The number of start-ups and closures was also roughly the same for this quarter (99,900 closures), compared with previous quarters in which there were significantly greater numbers of closures (Q4 2007: start-ups 86,400, closures 111,900).
In terms of sectors, the most popular industries for start-ups were business and financial services (27,500 start-ups), construction (15,100) and retail (10,700).
John Davis, marketing director for local business at Barclays, observes that small business entrepreneurs are finding opportunities in the marketplace: ‘They are entering in reduced numbers, reflecting an uncertainty over short-term economic prospects, but clearly there’s a feeling that there is never a bad time to start a good business.

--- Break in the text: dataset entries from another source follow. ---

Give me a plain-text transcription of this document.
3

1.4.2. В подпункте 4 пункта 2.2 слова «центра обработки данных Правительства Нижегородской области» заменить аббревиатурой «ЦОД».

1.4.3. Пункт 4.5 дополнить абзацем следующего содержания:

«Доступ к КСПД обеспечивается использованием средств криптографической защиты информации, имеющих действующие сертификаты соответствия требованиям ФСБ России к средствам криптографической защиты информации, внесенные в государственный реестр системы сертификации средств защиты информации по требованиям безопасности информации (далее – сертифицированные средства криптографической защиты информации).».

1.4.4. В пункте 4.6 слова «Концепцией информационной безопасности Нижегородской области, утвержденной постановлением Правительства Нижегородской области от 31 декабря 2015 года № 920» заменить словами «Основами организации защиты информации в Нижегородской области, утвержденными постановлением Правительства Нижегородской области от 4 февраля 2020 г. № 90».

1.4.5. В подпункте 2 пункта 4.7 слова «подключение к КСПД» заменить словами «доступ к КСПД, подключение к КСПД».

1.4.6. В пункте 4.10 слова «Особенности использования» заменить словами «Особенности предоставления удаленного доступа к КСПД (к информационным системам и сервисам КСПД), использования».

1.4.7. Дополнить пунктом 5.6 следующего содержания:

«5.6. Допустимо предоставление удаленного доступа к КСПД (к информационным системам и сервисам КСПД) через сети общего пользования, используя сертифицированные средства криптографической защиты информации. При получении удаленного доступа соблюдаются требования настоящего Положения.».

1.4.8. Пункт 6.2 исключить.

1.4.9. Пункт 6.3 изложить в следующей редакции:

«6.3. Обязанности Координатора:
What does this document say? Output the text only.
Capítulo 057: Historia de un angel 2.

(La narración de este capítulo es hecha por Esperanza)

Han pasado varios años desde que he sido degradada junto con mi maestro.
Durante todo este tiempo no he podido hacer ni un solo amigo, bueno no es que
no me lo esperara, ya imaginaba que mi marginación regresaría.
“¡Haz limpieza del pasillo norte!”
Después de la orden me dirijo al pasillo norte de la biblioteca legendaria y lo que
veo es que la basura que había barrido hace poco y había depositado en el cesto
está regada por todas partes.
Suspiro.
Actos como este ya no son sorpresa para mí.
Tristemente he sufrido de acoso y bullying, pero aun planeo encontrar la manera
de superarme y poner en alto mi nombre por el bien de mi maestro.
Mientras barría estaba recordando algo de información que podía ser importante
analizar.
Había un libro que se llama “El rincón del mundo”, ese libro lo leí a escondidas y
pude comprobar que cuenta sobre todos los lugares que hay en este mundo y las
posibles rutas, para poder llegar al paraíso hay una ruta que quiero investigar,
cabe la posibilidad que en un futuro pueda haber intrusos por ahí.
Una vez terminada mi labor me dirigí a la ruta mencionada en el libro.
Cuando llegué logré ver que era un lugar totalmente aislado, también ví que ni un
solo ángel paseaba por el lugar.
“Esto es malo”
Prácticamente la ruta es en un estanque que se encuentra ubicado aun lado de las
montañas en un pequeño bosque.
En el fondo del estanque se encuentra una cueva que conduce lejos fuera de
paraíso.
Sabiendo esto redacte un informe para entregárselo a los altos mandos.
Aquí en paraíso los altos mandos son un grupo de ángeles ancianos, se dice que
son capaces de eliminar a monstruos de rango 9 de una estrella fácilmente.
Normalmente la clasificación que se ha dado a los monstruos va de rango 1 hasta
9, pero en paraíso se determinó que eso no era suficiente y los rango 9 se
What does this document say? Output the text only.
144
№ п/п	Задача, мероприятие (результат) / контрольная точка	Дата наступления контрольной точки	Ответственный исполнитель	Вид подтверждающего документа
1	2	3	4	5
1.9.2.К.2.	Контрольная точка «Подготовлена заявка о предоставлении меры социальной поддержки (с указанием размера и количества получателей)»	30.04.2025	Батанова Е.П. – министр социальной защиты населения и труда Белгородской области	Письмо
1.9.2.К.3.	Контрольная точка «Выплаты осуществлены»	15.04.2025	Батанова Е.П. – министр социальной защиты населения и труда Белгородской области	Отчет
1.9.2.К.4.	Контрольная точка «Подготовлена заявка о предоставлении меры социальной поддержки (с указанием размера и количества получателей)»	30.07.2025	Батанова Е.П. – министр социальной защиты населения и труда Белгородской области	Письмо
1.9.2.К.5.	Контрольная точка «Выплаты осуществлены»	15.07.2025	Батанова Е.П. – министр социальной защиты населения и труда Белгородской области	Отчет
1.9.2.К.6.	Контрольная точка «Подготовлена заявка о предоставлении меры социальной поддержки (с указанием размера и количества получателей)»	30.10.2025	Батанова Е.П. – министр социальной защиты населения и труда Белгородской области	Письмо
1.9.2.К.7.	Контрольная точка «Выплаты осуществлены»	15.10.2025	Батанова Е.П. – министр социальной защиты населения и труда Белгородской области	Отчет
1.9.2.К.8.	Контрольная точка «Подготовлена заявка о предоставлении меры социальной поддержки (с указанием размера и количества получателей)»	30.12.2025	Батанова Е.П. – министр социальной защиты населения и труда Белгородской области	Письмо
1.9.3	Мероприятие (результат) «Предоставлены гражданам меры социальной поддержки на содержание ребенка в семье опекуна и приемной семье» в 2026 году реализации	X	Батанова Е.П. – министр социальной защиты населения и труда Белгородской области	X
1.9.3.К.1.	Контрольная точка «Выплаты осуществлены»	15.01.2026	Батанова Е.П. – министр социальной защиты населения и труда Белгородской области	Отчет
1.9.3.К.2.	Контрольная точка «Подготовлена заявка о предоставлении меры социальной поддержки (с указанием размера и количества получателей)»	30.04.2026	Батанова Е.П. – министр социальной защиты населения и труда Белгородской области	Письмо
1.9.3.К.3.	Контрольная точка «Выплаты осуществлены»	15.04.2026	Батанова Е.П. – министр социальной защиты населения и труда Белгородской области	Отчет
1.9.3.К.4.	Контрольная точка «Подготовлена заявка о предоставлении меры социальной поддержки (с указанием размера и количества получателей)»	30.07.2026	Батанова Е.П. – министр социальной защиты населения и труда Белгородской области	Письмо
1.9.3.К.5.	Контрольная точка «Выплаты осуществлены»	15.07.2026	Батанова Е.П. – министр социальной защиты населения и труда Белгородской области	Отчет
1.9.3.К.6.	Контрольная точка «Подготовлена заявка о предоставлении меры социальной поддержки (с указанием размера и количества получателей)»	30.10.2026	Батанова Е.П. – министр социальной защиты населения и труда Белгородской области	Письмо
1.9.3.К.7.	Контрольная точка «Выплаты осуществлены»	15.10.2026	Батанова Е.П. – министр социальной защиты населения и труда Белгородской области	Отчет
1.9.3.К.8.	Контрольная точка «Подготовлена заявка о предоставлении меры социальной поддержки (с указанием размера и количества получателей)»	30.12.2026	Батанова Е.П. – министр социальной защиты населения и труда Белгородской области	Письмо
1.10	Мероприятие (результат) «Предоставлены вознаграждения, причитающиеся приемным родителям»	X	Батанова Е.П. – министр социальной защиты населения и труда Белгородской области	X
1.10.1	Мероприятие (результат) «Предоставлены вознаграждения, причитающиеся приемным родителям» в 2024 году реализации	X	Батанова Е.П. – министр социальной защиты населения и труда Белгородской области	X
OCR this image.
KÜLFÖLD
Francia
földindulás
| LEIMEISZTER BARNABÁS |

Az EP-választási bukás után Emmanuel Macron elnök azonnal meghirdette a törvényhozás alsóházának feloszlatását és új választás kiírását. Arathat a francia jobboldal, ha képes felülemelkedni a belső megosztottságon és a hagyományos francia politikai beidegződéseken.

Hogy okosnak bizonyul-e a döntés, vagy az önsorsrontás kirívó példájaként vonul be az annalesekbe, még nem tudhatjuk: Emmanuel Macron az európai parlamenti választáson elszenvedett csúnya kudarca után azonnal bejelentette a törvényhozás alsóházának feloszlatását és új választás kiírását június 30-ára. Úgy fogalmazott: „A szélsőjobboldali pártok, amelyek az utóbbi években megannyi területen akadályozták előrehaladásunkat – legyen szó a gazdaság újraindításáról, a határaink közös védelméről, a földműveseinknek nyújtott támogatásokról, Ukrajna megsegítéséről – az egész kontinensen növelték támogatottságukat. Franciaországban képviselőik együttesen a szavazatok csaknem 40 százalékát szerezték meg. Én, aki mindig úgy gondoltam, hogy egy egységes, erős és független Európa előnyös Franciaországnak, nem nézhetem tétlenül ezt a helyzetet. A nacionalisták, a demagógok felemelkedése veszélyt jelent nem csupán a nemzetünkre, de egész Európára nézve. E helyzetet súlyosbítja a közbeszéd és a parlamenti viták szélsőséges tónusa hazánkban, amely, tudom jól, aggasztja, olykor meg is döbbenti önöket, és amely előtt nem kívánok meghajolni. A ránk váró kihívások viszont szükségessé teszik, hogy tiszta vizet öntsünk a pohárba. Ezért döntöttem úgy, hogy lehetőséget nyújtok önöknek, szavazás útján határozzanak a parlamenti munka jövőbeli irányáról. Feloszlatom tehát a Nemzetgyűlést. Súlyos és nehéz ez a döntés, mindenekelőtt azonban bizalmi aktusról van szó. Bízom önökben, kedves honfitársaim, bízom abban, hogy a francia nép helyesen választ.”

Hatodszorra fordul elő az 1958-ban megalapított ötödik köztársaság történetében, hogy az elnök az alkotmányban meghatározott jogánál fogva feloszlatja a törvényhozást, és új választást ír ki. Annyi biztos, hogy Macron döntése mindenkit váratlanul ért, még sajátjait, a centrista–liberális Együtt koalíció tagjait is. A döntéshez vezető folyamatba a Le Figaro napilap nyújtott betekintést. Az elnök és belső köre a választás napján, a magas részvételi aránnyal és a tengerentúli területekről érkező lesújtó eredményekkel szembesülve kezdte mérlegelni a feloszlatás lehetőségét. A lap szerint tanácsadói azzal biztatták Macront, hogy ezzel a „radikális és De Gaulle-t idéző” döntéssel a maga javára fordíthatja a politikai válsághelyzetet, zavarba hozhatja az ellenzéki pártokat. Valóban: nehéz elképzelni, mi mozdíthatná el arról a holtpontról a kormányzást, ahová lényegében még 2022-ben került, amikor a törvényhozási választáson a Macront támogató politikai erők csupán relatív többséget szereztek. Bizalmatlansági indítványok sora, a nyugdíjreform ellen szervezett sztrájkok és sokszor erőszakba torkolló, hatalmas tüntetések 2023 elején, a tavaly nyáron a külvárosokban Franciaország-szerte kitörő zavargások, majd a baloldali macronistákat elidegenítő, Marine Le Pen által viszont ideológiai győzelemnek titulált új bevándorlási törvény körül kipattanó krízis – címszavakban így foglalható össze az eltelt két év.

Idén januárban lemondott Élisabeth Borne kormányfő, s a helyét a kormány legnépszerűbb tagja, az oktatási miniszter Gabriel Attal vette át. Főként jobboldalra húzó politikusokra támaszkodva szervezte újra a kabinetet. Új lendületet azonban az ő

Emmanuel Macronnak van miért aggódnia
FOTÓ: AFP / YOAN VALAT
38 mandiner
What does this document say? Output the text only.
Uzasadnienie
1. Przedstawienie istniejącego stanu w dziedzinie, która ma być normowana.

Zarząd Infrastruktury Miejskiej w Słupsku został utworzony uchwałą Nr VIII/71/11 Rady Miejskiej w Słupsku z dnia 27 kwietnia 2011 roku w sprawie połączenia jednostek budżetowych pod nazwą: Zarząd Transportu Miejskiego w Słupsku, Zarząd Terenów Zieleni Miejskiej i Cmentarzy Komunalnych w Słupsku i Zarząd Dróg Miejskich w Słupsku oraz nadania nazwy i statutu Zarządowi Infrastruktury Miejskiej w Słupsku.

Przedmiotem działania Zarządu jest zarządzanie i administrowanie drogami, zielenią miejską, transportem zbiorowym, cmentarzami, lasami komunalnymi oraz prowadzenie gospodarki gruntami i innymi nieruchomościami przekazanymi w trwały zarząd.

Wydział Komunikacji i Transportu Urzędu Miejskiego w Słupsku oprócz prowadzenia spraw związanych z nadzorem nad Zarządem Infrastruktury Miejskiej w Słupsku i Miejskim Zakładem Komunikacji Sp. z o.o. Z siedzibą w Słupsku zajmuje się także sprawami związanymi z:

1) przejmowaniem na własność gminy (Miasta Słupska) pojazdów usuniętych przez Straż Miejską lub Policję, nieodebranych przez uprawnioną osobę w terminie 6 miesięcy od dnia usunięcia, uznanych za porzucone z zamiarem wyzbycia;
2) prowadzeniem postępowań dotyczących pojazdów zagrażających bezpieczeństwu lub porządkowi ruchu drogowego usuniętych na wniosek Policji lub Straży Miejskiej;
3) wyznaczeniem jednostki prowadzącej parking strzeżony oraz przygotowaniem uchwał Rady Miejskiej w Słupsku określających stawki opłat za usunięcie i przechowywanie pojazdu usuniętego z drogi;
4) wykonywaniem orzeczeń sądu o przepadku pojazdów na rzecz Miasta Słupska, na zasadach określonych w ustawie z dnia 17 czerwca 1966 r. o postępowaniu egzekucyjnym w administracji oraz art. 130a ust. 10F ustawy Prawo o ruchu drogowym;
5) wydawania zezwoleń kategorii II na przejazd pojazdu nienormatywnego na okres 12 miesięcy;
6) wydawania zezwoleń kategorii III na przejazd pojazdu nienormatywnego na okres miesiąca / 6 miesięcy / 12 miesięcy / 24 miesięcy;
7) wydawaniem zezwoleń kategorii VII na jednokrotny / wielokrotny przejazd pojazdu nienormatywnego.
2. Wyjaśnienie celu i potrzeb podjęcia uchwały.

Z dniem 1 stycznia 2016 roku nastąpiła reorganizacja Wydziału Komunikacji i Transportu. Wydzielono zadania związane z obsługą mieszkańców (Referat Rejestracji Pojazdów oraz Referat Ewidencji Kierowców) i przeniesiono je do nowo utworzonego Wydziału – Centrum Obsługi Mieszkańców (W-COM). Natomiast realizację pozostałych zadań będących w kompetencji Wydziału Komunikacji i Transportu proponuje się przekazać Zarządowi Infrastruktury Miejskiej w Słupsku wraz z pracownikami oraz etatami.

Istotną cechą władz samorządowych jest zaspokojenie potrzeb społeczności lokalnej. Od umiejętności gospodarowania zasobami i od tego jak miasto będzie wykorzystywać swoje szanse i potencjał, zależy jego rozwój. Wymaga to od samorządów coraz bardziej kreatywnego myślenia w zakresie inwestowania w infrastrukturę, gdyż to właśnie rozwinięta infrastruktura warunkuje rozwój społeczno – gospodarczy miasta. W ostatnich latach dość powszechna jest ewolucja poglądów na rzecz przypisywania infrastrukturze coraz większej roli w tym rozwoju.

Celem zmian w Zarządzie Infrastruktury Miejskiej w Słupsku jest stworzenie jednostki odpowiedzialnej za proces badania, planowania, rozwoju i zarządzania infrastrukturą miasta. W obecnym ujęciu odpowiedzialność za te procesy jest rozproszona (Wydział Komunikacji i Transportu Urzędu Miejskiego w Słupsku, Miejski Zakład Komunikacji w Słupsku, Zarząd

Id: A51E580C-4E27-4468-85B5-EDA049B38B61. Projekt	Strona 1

‘We do anticipate further modest reductions in both start-ups and closures during the remainder of the year, set against the high numbers in recent years.’
Accompanying the latest figures for starts and closures are estimates on the contribution of non-UK nationals to small businesses. These indicate that ten per cent of mainstream businesses* and 15 per cent of start-ups in 2007 involved an owner-manager from outside the UK.
‘These figures show the great contribution being made to the UK economy by non-UK nationals,’ adds Davis. ‘There is a lot of skilled labour going into these start-ups – for instance, in the health, education and social work sectors, where over one in six start-ups have involvement from non-UK nationals.’